Une source diplomatique française a indiqué jeudi que cette jeune femme, qui avait bénéficié d’une bourse du gouvernement pour pouvoir étudier au sein de l’Institut d’études politiques de Lille, a « vocation à quitter le territoire national ».
• Désinscrite de Sciences Po Lille
Cette étudiante gazaouie a été désinscrite de l’Institut d’études politiques de Lille, où elle devait étudier à partir de septembre. « Après concertation avec le ministère de l’Enseignement supérieur et de la Recherche, le Rectorat de Région académique et la Préfecture, la direction de Sciences Po Lille a pris la décision d’annuler l’inscription prévue de cette étudiante dans notre établissement », écrit Sciences Po Lille sur son compte X.

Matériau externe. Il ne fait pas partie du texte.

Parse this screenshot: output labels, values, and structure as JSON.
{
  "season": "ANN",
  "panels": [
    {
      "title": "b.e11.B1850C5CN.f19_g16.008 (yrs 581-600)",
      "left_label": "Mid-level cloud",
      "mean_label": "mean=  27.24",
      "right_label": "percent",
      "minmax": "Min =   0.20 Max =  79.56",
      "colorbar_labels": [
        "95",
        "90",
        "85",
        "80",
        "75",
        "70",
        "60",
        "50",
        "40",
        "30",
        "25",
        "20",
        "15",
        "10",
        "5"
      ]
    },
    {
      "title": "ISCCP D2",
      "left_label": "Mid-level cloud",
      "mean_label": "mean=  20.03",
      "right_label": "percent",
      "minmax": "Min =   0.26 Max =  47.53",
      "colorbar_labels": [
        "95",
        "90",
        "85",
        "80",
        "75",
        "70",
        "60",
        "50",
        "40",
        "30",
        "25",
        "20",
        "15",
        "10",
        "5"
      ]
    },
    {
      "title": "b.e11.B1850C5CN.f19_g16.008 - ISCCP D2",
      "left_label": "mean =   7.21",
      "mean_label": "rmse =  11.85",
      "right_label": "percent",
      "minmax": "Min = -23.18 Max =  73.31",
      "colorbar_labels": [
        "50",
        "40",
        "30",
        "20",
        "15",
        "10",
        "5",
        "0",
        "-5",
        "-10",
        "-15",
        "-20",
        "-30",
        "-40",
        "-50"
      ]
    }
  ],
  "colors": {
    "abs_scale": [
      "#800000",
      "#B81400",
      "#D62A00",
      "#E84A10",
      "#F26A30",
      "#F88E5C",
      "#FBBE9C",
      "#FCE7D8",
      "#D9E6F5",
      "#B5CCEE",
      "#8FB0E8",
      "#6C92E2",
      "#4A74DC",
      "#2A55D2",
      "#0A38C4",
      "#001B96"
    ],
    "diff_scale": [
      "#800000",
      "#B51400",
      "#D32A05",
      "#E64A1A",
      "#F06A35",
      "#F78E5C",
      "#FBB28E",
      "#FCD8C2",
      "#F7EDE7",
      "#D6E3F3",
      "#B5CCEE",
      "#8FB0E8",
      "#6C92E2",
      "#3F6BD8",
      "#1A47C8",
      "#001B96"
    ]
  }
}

Le contenu de certaines publications de cette étudiante sur les réseaux sociaux « entre en contradiction frontale avec les valeurs portées par Sciences Po Lille, qui lutte contre toute forme de racisme, antisémitisme et discrimination, ainsi que contre tout type d’appel à la haine, contre quelque population que ce soit », a souligné l’école.
Sollicité par l’AFP, Sciences Po Lille a expliqué avoir « accueilli cette étudiante sur proposition du consulat général de France à Jérusalem ». « Elle est venue en France via la diplomatie française », précise-t-on.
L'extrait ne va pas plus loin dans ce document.